First Place: 2,000 $
Second Place: 1,200 $
Third Place: 800 $
Chinese Academy of Sciences, Institute of Automation, China.
— Dr. Bo Peng
— Prof. Wei Wang
— Prof. Jing Dong
— Prof. Qi Li
— Prof. Zhenan Sun
Ocean University of China.
— Dr. Yuezun Li
University at Buffalo, State University of New York, USA.
— Prof. Siwei Lyu
Tianjin Academy for Intelligent Recognition Technologies
Alibaba Security (Contact: firstname.lastname@example.org)
This competition is funded by National Key Research and Development Program of China 2020AAA0140003
Q: Can a team take part in both tracks?
A: Yes. The same participants can enroll for both creation and detection tracks in the same time.
Q: What is the evaluation frequency?
A: The intended evaluation frequency is one round per day. Meaning that we will re-run the adversarial evaluation between two tracks once every day.
Q: How many submissions can be made?
A: To ensure fairness, each participant can only select up to two submissions to be evaluated in each evaluation round for either track. This is to prevent potential biases caused by repeated submissions of identical or very similar face-swap data or detection models.
Q: Can the creation track submit post-processed Celeb-DF v2 test images?

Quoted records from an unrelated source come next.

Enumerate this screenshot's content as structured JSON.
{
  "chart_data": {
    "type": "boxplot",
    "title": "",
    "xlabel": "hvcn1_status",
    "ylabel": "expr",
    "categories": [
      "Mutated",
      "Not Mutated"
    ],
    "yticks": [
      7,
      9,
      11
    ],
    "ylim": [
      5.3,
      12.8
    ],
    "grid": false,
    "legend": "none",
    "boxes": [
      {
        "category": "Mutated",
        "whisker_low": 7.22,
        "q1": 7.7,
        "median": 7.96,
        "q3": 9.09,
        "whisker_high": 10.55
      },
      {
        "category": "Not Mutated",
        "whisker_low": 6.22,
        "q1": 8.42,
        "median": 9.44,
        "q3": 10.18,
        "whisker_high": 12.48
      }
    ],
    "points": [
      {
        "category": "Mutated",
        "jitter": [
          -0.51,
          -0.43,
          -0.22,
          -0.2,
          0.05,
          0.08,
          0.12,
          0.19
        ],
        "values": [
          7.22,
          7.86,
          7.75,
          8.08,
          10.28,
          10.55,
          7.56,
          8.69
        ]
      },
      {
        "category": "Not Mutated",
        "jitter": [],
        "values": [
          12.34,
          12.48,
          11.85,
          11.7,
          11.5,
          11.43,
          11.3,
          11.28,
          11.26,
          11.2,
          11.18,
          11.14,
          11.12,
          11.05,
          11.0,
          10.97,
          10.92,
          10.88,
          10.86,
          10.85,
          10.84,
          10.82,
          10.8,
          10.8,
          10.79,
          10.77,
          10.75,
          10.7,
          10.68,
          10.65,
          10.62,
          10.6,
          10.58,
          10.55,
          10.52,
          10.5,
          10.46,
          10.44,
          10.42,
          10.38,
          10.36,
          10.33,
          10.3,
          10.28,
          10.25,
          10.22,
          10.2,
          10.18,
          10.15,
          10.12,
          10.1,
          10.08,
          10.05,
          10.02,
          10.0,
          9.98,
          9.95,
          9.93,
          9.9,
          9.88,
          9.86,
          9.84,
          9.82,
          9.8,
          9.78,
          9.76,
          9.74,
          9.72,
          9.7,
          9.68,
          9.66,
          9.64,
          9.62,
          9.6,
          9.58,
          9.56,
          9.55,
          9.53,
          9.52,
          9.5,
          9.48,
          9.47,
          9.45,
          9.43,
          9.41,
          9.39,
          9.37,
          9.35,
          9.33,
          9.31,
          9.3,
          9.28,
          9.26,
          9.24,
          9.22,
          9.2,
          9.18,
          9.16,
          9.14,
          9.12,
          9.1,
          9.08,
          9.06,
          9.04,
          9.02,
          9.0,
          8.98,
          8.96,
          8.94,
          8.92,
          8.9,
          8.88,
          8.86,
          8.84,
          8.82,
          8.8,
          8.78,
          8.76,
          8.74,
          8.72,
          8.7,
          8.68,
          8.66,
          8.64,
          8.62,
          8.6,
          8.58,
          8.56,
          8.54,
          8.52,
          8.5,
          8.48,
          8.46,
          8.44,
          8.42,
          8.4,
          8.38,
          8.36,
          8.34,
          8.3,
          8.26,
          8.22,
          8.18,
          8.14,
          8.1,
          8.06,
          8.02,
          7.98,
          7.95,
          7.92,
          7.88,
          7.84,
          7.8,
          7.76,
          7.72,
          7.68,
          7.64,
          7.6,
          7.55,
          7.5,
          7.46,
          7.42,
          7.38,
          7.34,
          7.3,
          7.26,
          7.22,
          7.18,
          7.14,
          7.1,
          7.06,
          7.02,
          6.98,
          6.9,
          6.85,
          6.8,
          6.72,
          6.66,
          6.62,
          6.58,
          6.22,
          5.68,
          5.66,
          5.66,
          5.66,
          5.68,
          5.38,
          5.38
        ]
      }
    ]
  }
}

A: DeepFake creation participants are encouraged to create brand-new realistic face-swap results. However, you are also allowed to generate results based on current CelebDF fake images (i.e. the baseline data). This includes but is not limited to post-processing, enhancing, retouching, adding adversarial noise to the current data, as long as they meet our request for image content/quality metrics (e.g. SSIM may greatly decrease when images are post-processed too harshly).
Q: Can the detection track use the Celeb-DF v2 test set for model training and validation?
A: Absolutely not. Using the test set for model training or model selection (validation) is forbidden. Please pretend you do not have the Celeb-DF v2 test split when you are in the detection track. Top solutions will be strictly checked for reproducibility after the competition.
Using re-created or post-processed data for training is permitted, as long as they are obtained using (and within) the data resource of CelebDF training set.
Q: Can the detection track use pretrained models obtained on ImageNet or DFDC dataset?
A: Yes, as long as they are publicly available to all participants and has been online before 2021.2.8 24:00 Beijing Time. This includes any public pretrained models from ImageNet or other image recognition datasets. Public pretrained models from DFDC dataset is also allowed, e.g. selimsef’s model .
Note that using publicly available pretrained models are permitted, but using any other publicly available (or unavailable) datasets apart from Celeb-DF v2 train set for model training or finetuning or any other purposes is not allowed.
Q: Please define potential violations or cheating behaviors?
— Off-line sharing of any kind between different teams.
— For the creation track, cheatings or adversarial attacks on our automatic checking algorithms for result ID and result content/quality. The will be ruled out by the final check.
— For the detection track, using extra training data outside the Celeb-DF v2 train set, using Celeb-DF v2 test set in training phase.
— Others that determined as violations by the organizers.